AfD-Politiker ziehen vor Gericht: Wenn die Wahrheit zur Nebensache wird
Was sich derzeit in den Gerichtssälen Mecklenburg-Vorpommerns abspielt, könnte man als juristische Farce bezeichnen – wäre es nicht so bezeichnend für den Zustand unserer politischen Kultur. Die AfD-Landtagsabgeordneten Enrico Schult und Horst Förster kämpfen mit allen juristischen Mitteln gegen Vorwürfe, die ein erschütterndes Bild vom menschlichen Anstand im Schweriner Landtag zeichnen.
Der Vorwurf wiegt schwer
Der Linken-Politiker Dirk Bruhn, selbst an Parkinson erkrankt, erhob im April dieses Jahres schwere Anschuldigungen: Zwei AfD-Abgeordnete hätten während einer Landtagsdebatte seine krankheitsbedingten Handzittern nachgeäfft. Ein Verhalten, das – sollte es sich bewahrheiten – jegliche Grenzen des politischen Anstands überschreiten würde. Bruhn fand deutliche Worte und bezeichnete die Beschuldigten als „nicht nur politische, sondern auch menschliche Arschlöcher".

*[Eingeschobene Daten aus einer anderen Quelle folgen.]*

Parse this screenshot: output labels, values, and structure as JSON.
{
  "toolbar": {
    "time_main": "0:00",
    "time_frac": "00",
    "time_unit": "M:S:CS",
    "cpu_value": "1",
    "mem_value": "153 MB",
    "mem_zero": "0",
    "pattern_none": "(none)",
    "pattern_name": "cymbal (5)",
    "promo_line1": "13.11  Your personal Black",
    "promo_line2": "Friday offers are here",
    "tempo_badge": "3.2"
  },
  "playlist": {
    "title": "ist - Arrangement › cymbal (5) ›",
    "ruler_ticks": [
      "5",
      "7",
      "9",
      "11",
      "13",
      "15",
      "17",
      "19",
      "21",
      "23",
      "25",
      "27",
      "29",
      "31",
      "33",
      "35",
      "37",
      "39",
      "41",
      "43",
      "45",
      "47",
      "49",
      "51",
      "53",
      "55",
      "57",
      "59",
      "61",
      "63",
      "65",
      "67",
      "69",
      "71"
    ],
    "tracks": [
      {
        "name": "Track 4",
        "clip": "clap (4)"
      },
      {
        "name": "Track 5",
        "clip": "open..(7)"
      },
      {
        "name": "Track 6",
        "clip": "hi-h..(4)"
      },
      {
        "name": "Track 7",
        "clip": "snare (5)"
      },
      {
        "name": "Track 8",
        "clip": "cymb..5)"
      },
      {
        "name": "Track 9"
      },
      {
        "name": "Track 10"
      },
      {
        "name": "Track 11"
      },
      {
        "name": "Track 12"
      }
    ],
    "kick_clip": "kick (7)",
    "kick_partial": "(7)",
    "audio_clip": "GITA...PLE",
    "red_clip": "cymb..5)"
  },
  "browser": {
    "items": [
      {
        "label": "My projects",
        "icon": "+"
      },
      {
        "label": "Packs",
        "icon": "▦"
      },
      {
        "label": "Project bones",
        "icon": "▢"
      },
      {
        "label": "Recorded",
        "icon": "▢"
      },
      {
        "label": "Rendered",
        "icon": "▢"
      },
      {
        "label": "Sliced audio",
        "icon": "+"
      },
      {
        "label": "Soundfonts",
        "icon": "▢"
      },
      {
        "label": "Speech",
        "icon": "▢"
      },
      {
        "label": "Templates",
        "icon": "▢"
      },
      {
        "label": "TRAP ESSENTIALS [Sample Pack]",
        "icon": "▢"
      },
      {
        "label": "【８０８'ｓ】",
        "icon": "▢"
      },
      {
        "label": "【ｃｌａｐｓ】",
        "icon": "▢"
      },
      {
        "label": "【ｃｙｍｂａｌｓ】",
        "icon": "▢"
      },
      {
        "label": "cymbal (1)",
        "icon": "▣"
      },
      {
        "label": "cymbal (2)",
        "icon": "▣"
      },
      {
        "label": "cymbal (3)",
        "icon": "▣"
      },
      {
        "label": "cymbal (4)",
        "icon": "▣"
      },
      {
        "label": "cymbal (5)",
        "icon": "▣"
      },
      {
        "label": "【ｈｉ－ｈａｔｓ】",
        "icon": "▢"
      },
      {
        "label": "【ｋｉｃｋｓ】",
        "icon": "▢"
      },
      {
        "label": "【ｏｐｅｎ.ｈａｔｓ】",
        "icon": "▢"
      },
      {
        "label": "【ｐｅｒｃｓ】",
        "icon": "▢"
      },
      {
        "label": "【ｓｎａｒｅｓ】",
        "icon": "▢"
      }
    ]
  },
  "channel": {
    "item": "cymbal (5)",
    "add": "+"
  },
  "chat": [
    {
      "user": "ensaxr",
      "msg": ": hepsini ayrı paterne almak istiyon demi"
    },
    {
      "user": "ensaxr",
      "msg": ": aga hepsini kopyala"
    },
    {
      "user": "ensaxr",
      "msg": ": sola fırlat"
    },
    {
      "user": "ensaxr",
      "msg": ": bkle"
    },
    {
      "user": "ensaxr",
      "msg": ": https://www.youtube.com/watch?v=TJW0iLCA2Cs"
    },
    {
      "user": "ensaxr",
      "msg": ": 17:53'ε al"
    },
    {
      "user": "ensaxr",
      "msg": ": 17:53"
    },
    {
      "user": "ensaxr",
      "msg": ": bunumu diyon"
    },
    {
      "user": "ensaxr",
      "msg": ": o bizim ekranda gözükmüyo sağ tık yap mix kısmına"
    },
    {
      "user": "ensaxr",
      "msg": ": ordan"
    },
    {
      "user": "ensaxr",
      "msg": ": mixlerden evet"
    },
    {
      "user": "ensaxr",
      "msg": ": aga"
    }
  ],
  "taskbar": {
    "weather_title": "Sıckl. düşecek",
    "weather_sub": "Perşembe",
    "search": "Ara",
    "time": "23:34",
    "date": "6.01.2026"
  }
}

Dass er dafür einen Ordnungsruf von Landtagspräsidentin Birgit Hesse erhielt, wirft ein bezeichnendes Licht auf die Prioritäten im Parlament. Offenbar wiegt die Wortwahl schwerer als der mögliche Hohn über einen kranken Menschen.
Ein juristisches Katz-und-Maus-Spiel
Statt sich der inhaltlichen Auseinandersetzung zu stellen, haben die AfD-Politiker eine wahre Klagewelle losgetreten. Gleich mehrere Gerichte müssen sich nun mit dem Vorgang beschäftigen. Das Landgericht Rostock verhandelte gegen den Rostocker Kreisverband der Linken, das Landgericht Stralsund wird sich mit dem Kreisverband Vorpommern-Rügen befassen, und das Landgericht Schwerin hat bereits eine Entscheidung getroffen.
Besonders pikant: Der Vorsitzende Richter in Rostock stellte sogar die Klagebefugnis der einzelnen AfD-Abgeordneten in Frage. Ein deutlicher Hinweis darauf, dass hier möglicherweise mit juristischen Mitteln versucht wird, eine unangenehme Debatte im Keim zu ersticken.
Die Wahrheit bleibt im Dunkeln
Das Landgericht Schwerin wies die Klage der AfD-Politiker gegen Bruhn zwar ab, bestätigte aber auch nicht dessen Darstellung. Ein klassisches Patt, das niemanden weiterbringt. Die entscheidende Frage bleibt unbeantwortet: Haben die AfD-Abgeordneten tatsächlich die Parkinson-Symptome eines Kollegen verhöhnt?
Was bleibt, ist ein bitterer Nachgeschmack. Während sich die Gerichte mit Unterlassungsklagen und Formfragen beschäftigen, gerät die eigentliche moralische Dimension des Vorfalls aus dem Blick. Es entsteht der Eindruck, dass hier mit juristischen Winkelzügen versucht wird, eine möglicherweise beschämende Episode zu vertuschen.
Ein Spiegel unserer Zeit
Dieser Vorgang ist symptomatisch für eine politische Kultur, in der Anstand und Respekt zunehmend auf der Strecke bleiben. Wenn Politiker möglicherweise die Krankheit eines Kollegen zum Gegenstand des Spotts machen und anschließend mit einer Armada von Anwälten gegen jeden vorgehen, der darüber berichtet, dann läuft etwas grundlegend schief in unserem Land.
Die Tatsache, dass die Linken-Kreisverbände standhaft bleiben und ihre Erklärungen nicht von ihren Internetseiten entfernen, verdient Respekt. Sie lassen sich offenbar nicht von der juristischen Drohkulisse einschüchtern.
Am 16. Juni wird das Landgericht Rostock seine Entscheidung verkünden. Doch egal wie sie ausfällt – die eigentliche Frage nach Anstand und Würde im politischen Diskurs wird kein Gerichtsurteil beantworten können. Diese Frage müssen wir als Gesellschaft beantworten. Und die Antwort sollte eindeutig sein: Wer die Krankheit eines Menschen verhöhnt, hat in einem Parlament nichts verloren – egal welcher Partei er angehört.